Le vaisseau était en phase d’approche. Je me contorsionnai pour entrer dans une grande valise à roulettes.
— Pourquoi tu te caches là-dedans ?
— Parce que Kerbi surveille tous les couloirs. Elle doit penser que tu es moi et croire que tu es toujours dans la chambre. Comme ça quand tu sortiras de l’atelier, elle te prendra pour moi et moi je resterai. C’est clair ?
— Non, Henri.
— Tant pis. Allons-y ! À l’atelier !
Une fois dans le couloir, Kerbi me souhaita une bonne scolarité. Ça fonctionnait. Bob et moi ne faisions qu’un. Elle s’inquiéta quand il prit l’ascenseur pour descendre.
— Où vas-tu, Henri ? demanda-t-elle. Inutile de te cacher.
Une fois dans l’atelier, nous étions tranquilles, sans surveillance. Je quittai la valise. La passerelle du vaisseau s’ouvrit.
— Henri, tu es attendu. Ne sois pas stupide ! Qu’espères-tu ? Tu ne pourras pas te cacher éternellement. Ne donne pas une mauvaise image de toi !
Sur l’écran de contrôle, je voyais le proviseur et deux autres personnes s’agiter. J’étais content de ne pas entendre ce qu’ils disaient. Kerbi les envoya à l’atelier. J’avais verrouillé manuellement la porte.
— Ça ne lui ressemble pas, répétait Kerbi au trio professoral. Il est perturbé. Il va sortir.

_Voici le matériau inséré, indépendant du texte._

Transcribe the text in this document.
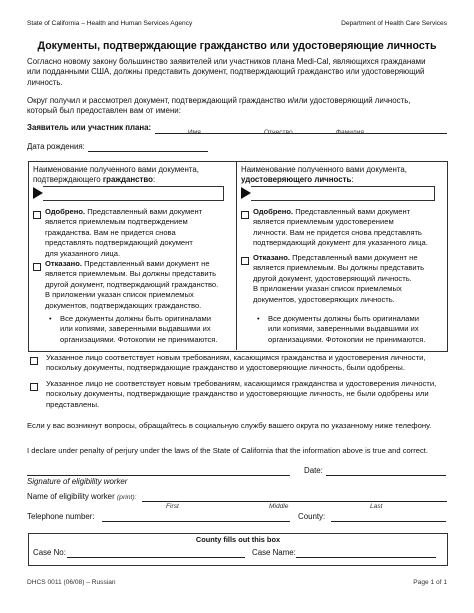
State of California – Health and Human Services Agency	Department of Health Care Services
Документы, подтверждающие гражданство или удостоверяющие личность
Согласно новому закону большинство заявителей или участников плана Medi-Cal, являющихся гражданами
или подданными США, должны представить документ, подтверждающий гражданство или удостоверяющий
личность.
Округ получил и рассмотрел документ, подтверждающий гражданство и/или удостоверяющий личность,
который был предоставлен вам от имени:
Заявитель или участник плана:
Имя	Отчество	Фамилия
Дата рождения:
Наименование полученного вами документа,
подтверждающего гражданство:
Одобрено. Представленный вами документ
является приемлемым подтверждением
гражданства. Вам не придется снова
представлять подтверждающий документ
для указанного лица.
Отказано. Представленный вами документ не
является приемлемым. Вы должны представить
другой документ, подтверждающий гражданство.
В приложении указан список приемлемых
документов, подтверждающих гражданство.
• Все документы должны быть оригиналами
или копиями, заверенными выдавшими их
организациями. Фотокопии не принимаются.
Наименование полученного вами документа,
удостоверяющего личность:
Одобрено. Представленный вами документ
является приемлемым удостоверением
личности. Вам не придется снова представлять
подтверждающий документ для указанного лица.
Отказано. Представленный вами документ не
является приемлемым. Вы должны представить
другой документ, удостоверяющий личность.
В приложении указан список приемлемых
документов, удостоверяющих личность.
• Все документы должны быть оригиналами
или копиями, заверенными выдавшими их
организациями. Фотокопии не принимаются.
Указанное лицо соответствует новым требованиям, касающимся гражданства и удостоверения личности,
поскольку документы, подтверждающие гражданство и удостоверяющие личность, были одобрены.
Указанное лицо не соответствует новым требованиям, касающимся гражданства и удостоверения личности,
поскольку документы, подтверждающие гражданство и удостоверяющие личность, не были одобрены или
представлены.
Если у вас возникнут вопросы, обращайтесь в социальную службу вашего округа по указанному ниже телефону.
I declare under penalty of perjury under the laws of the State of California that the information above is true and correct.
Date:
Signature of eligibility worker
Name of eligibility worker (print):
First	Middle	Last
Telephone number:	County:
County fills out this box
Case No:	Case Name:
DHCS 0011 (06/08) – Russian	Page 1 of 1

Le comité d’accueil, excédé, s’en alla. La place, sur l’astroport, était déserte.
— Henri ! Tu leur as fait perdre un temps précieux et tu me fais perdre le mien. Tu n’es pas raisonnable.
J’ouvris le communicateur pour lui répondre.
— Je pensais que tu m’aimais bien ! lui balançai-je. Mais en fait, je ne suis rien pour toi.
— Ne parle pas comme ça ! Tu sais que c’est faux.
— Non. Tu m’abandonnes !
— Je n’ai pas le choix. Je dois retourner à ma base, je ne peux pas t’emmener.
— Pourquoi ?
— Programme de pilotage automatique n° 3…
Je coupai la communication.
— C’est à toi de jouer, Bob. Baisse la tête ! Et si tu croises quelqu’un, fais semblant de pleurer !
— Je ne sais pas faire ça.
— Un effort, Bob. N’oublie pas la fonderie !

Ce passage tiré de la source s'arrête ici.